P/1 – Você estava falando que saiu com 18. Eu vou retomar só pra você contar um pouquinho melhor pra gente essa passagem da farmácia. O que aconteceu? Esse foi o seu primeiro remunerado?
R – Isso.
P/1 – Como você decidiu que você ia fazer um Técnico em Farmácia e trabalhar em farmácia? E como foi essa experiência?
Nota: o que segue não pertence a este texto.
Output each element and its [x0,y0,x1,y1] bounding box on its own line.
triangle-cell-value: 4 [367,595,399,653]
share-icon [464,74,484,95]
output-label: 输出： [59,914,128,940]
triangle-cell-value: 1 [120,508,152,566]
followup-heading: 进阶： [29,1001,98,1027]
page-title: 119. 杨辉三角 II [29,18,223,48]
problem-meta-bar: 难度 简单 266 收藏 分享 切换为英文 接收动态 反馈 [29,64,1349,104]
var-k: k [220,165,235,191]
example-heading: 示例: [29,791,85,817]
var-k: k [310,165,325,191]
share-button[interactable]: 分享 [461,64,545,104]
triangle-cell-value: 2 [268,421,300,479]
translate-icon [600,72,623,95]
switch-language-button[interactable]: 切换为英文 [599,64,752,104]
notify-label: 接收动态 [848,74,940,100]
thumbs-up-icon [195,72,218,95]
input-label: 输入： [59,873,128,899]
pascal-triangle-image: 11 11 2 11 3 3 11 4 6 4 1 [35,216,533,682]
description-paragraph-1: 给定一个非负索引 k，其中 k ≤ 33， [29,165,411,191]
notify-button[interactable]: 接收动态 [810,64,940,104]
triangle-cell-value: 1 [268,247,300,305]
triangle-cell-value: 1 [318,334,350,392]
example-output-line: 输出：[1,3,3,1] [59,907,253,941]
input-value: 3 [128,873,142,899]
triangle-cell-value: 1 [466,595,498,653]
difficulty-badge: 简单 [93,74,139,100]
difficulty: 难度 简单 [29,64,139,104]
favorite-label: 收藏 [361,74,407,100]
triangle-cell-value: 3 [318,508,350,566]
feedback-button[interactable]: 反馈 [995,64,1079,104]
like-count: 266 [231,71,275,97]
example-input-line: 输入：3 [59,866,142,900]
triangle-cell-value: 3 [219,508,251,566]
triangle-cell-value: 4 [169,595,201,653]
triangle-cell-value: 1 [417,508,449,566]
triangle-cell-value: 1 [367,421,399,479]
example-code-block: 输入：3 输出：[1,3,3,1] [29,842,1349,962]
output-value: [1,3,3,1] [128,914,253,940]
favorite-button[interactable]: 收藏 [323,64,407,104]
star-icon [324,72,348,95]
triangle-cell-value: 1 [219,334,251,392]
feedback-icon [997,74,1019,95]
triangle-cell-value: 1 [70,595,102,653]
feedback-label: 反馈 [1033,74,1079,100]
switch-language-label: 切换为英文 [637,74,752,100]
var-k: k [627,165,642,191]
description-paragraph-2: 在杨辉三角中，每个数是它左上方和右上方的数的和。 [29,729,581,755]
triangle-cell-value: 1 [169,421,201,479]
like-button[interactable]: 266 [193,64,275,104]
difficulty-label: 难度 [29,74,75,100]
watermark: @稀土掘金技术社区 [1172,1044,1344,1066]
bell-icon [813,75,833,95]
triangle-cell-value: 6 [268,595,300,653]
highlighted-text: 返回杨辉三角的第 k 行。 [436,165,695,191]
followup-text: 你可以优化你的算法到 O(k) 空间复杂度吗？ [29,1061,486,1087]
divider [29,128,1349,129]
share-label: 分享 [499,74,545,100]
R – Então, eu saí com 18 anos, não queria sair do ICA. Só que naquela época era assim, você fazia 18 anos, terminava o ciclo e trabalho. E eu fiquei num ponto que o ICA não dava mais pra segurar o Tiago. Teve alguns alunos que foram. Só que alguns alunos que ficaram foram os que foram escolhidos para monitores. Tentei, fiz teste já, nunca consegui ser monitor. Fiquei nesse tempo de farmácia. Aí foi aquele desespero, saí do ICA: “Ai, pra onde vou trabalhar?”. E como meu pai trabalha em farmácia, ele tinha o filho do dono lá e o dono falou: “Ah, meu amigo está montando uma farmácia agora, acho que posso te indicar”. Porque na época de ICA também, eu ia para o ICA, mas nas férias eu ficava ajudando meu pai na farmácia, então limpava prateleira, aí o dono da farmácia: “Nossa, olha, dedicado, tal”. Aí indicou para o amigo da farmácia lá, que é o Marcelo, foi o primeiro emprego meu, aí a gente começou junto. Ele começou a abrir a farmácia e éramos só eu ele de funcionário, então ele patrão e eu funcionário. E a farmácia era pequena, era muito pequena, era um cômodo só. Então eu cuidava da parte de perfumaria, o caixa, e o balcão coisa básica, comprimidos. Ele falou: “Você quer que eu te ajude? Eu te ajudo sim”. Comecei a trabalhar, depois de três meses comecei a me formar, fui fazer curso, workshop, encontro, fiquei o ano inteiro trabalhando em farmácia e em formação, me ajudou bastante. Então depois de um ano de ter vivenciado a farmácia, eu falei: “Nossa, preciso voltar”. Porque desde o começo sempre quis isso. Então sempre quis dar aula no ICA também, que teve alguns que eu fiquei: “Nossa, por que não?”. E os meus amigos daqui estava falando: “A gente vai ser educador agora. A gente passou da fase de monitor, a gente vai poder dar aula, vai ser professor também”. Porque na época de aluno, a gente queria ser professor um dia também. Aí eu fiquei esse um ano fora, depois eu voltei. E no voltar, eu já peguei um projeto, que a Lona Itinerante, quatro em quatro meses em cada escola, em cada bairro, e aí eu peguei, depois disso não parei mais.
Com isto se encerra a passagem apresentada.